Selasa, 16 November 2010

Riuh Malam Di Balik Pohon Tua

Aku bukan mencari pagi, aku juga bukan mencari siang, bahkan aku tak kenal dengan yang bernama malam. Aku bukanlah pengejar matahari, dan juga tak menantikan gemerincik air hujan. Aku hanyalah aku... jiwa yang slalu terjaga bersama sang angin, dan mengelilingi lembah dengan berkendarakan awan. Aku sangat ingat saat yang paling menakjubkan itu, ketika itu aku tengah berkeliling-keliling di dataran ini sepanjang hari.

Lembah pertama yang ku lewati adalah di saat para iblis berlarian.
Aku melihat amat banyak kehancuran yang para iblis itu buat, mereka membangun kuil-kuil megah bagi persembahannya mereka terhadap diri mereka sendiri, dan terus menerus menjamah setapak demi setapak tubuh sang kedamaian. Mereka meninggalkan banyak kehancuran untuk mereka hancurkan keesokan harinya. Sedang para penghuni lembah itu hanya duduk menyesali sang waktu, saat ku sapa mereka, seketika petir menyambar di atas kepalaku.

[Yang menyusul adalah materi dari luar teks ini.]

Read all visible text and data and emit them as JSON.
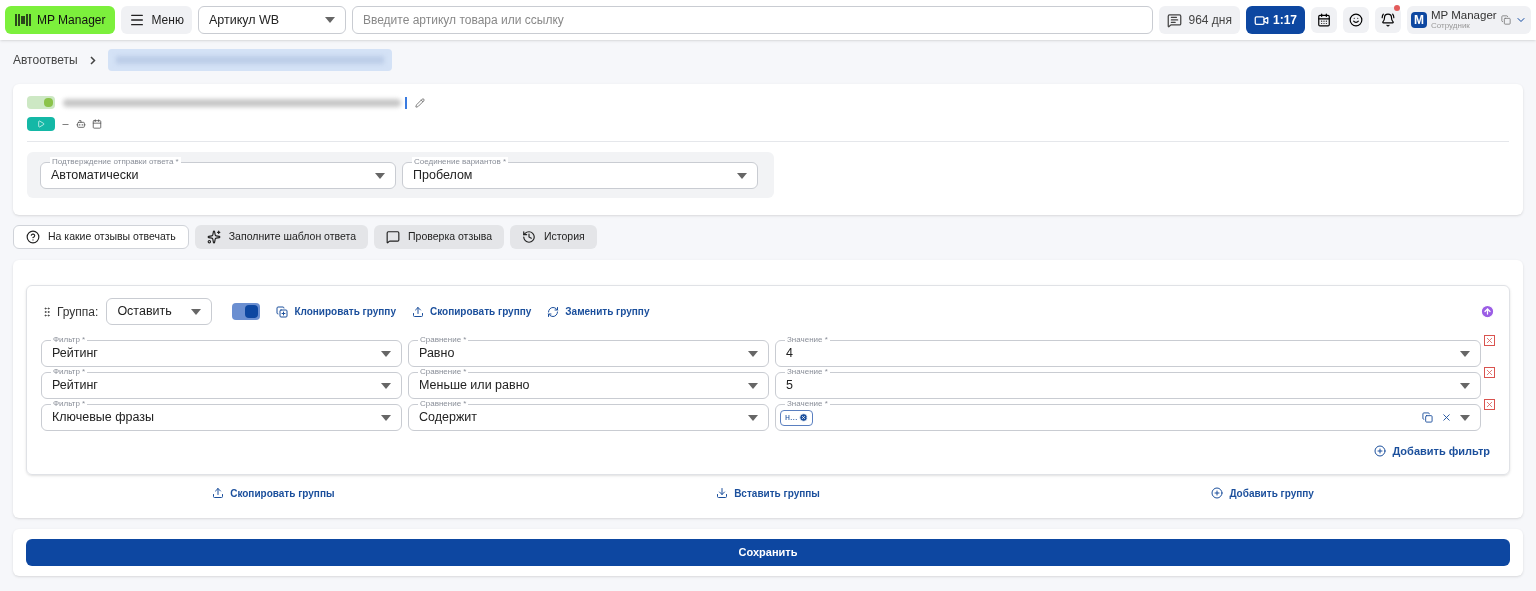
{
  "topbar": {
    "logo": "MP Manager",
    "menu": "Меню",
    "search_type": "Артикул WB",
    "search_placeholder": "Введите артикул товара или ссылку",
    "subscription": "964 дня",
    "video": "1:17",
    "has_notifications": true,
    "user": {
      "avatar": "M",
      "name": "MP Manager",
      "role": "Сотрудник"
    }
  },
  "breadcrumb": {
    "root": "Автоответы"
  },
  "autoreply": {
    "enabled": true,
    "settings": [
      {
        "label": "Подтверждение отправки ответа *",
        "value": "Автоматически"
      },
      {
        "label": "Соединение вариантов *",
        "value": "Пробелом"
      }
    ]
  },
  "tabs": [
    {
      "label": "На какие отзывы отвечать",
      "selected": true
    },
    {
      "label": "Заполните шаблон ответа",
      "selected": false
    },
    {
      "label": "Проверка отзыва",
      "selected": false
    },
    {
      "label": "История",
      "selected": false
    }
  ],
  "group": {
    "label": "Группа:",
    "action": "Оставить",
    "enabled": true,
    "actions": [
      "Клонировать группу",
      "Скопировать группу",
      "Заменить группу"
    ],
    "filters": [
      {
        "filter": {
          "label": "Фильтр *",
          "value": "Рейтинг"
        },
        "comparison": {
          "label": "Сравнение *",
          "value": "Равно"
        },
        "value": {
          "label": "Значение *",
          "value": "4"
        }
      },
      {
        "filter": {
          "label": "Фильтр *",
          "value": "Рейтинг"
        },
        "comparison": {
          "label": "Сравнение *",
          "value": "Меньше или равно"
        },
        "value": {
          "label": "Значение *",
          "value": "5"
        }
      },
      {
        "filter": {
          "label": "Фильтр *",
          "value": "Ключевые фразы"
        },
        "comparison": {
          "label": "Сравнение *",
          "value": "Содержит"
        },
        "value": {
          "label": "Значение *",
          "chips": [
            "н..."
          ]
        }
      }
    ],
    "add_filter": "Добавить фильтр"
  },
  "footer_actions": [
    "Скопировать группы",
    "Вставить группы",
    "Добавить группу"
  ],
  "save": "Сохранить"
}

Lalu aku pun meneruskan perjalananku menjauh dari lembah itu.
Lembah kedua yang ku datangi adalah di saat berkumpulnya para malaikat.
Aku melihat sesuatu yang membuat mata ini terpaksa berdecak kagum dan begitu menarik jiwaku untuk menikmati pemandangan ini sekejap. Semuanya begitu indah, begitu banyak bunga-bunga penghormatan yang bertebaran di setiap penjuru lembah itu, namun... jauh dari nalarku, ternyata bunga-bunga itu hanyalah bunga kamboja yang berguguran dan layu. Dan aku pun tak dapat melihat sesosok pun penghuni lembah itu, yang terlihat hanyalah para pendatang yang berkepala besar dan bertanduk kijang.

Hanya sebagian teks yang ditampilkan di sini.